CHRIS SCHEUERMAN: The last time I talked to my son was when he had just seen the individual who was supposed to help him. He described to me what had happened. I told him that there was no way anyone could come up with any sort of diagnosis based on a standardized test and a ten-minute conversation. I implored my son to go back and get a second opinion. At this point, Jason had been failed by his leadership. He had been failed by the chaplaincy. And now he had been failed by the medical community. All three pillars of foundation that a soldier has available to him had failed him. I believe my son felt absolutely alone. And he told me he could not go back for a second opinion, that they said he was faking it and he just needed to man up.

SHARIF ABDEL KOUDDOUS: And you have not received a condolence letter from President Obama. Is that correct?

CHRIS SCHEUERMAN: It has been a policy dating back from the Clinton administration that if a soldier dies in theater, secondary to a mental disorder, and take their own life, the family does not receive a letter of condolence. So, no.


CHRIS SCHEUERMAN: Yes, I want one. I want my son’s sacrifice recognized. My son was a patriot. He was sick. He was subjected to egregious malpractice. He was abused by his leadership and eventually forced into the closet of his barracks room, where he shot himself.

AMY GOODMAN: After he came back from seeing this — seeking help and they told him no, he was told to go to his room, and no one else was to be near him? Is that right, Chris Scheuerman?

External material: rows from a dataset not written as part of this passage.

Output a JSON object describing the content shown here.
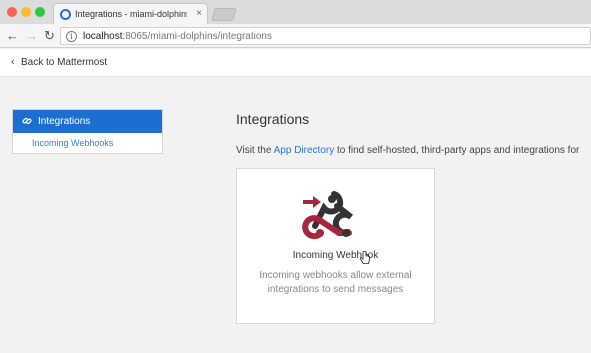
{
  "browser": {
    "tab_title": "Integrations - miami-dolphins",
    "tab_close": "×",
    "url_host": "localhost",
    "url_rest": ":8065/miami-dolphins/integrations",
    "info": "i",
    "nav": {
      "back": "←",
      "forward": "→",
      "reload": "↻"
    }
  },
  "header": {
    "back_chevron": "‹",
    "back_label": "Back to Mattermost"
  },
  "sidebar": {
    "title": "Integrations",
    "items": [
      {
        "label": "Incoming Webhooks"
      }
    ]
  },
  "main": {
    "title": "Integrations",
    "intro_before": "Visit the ",
    "intro_link": "App Directory",
    "intro_after": " to find self-hosted, third-party apps and integrations for",
    "cards": [
      {
        "title": "Incoming Webhook",
        "description": "Incoming webhooks allow external integrations to send messages"
      }
    ]
  },
  "colors": {
    "accent": "#1c6fd1",
    "link": "#2a75d6",
    "webhook_red": "#a6263e",
    "webhook_dark": "#333333"
  }
}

CHRIS SCHEUERMAN: A couple weeks after he was sent back to his unit, they had been subjecting him to sleep deprivation. They would wake him up in the middle of the night, tell him to put on his battle gear and run up and down the stairs. They cut off all of his communication with his family, basically cut him off from all his — from his support structure. They charged him again with being out of uniform. And during those proceedings, his first sergeant told him that if he didn’t get his stuff together, that if he was trying to get out of the Army based on a mental issue, that he would be sent to prison and abused in prison. After that encounter, they brought him back to his barracks, sent him to his room with his weapon and his ammunition, and told everyone to stay away from him.

AMY GOODMAN: And that’s when he killed himself?



CHRIS SCHEUERMAN: He was all alone.

AMY GOODMAN: Cheryl, as we wrap up, do you feel your son would be alive today if he had gotten counseling?

CHERYL SOFTICH: I know he would be alive today if he had gotten counseling. He tried to get counseling, but he slipped through every crack there was to slip through. And he finally gave up, but he did try. Had they counseled him before he went to his second tour, he would probably still be alive.

SHARIF ABDEL KOUDDOUS: And Jon and Matt, very briefly — we have to wrap — but you document PTSD from the Civil War through today. Is the treatment getting any better?

JON ALPERT: They’ve just come up with the diagnosis of post-traumatic stress in the last 30 years, even though we know, and the documentary shows, that it’s been the handmaiden of warfare ever since the beginning of time. If you have war, you have post-traumatic stress. And we have to think about that before we send our men and women into warfare.

AMY GOODMAN: We have to end it there. We want to thank you all for being us. The HBO documentary airs on Veterans Day.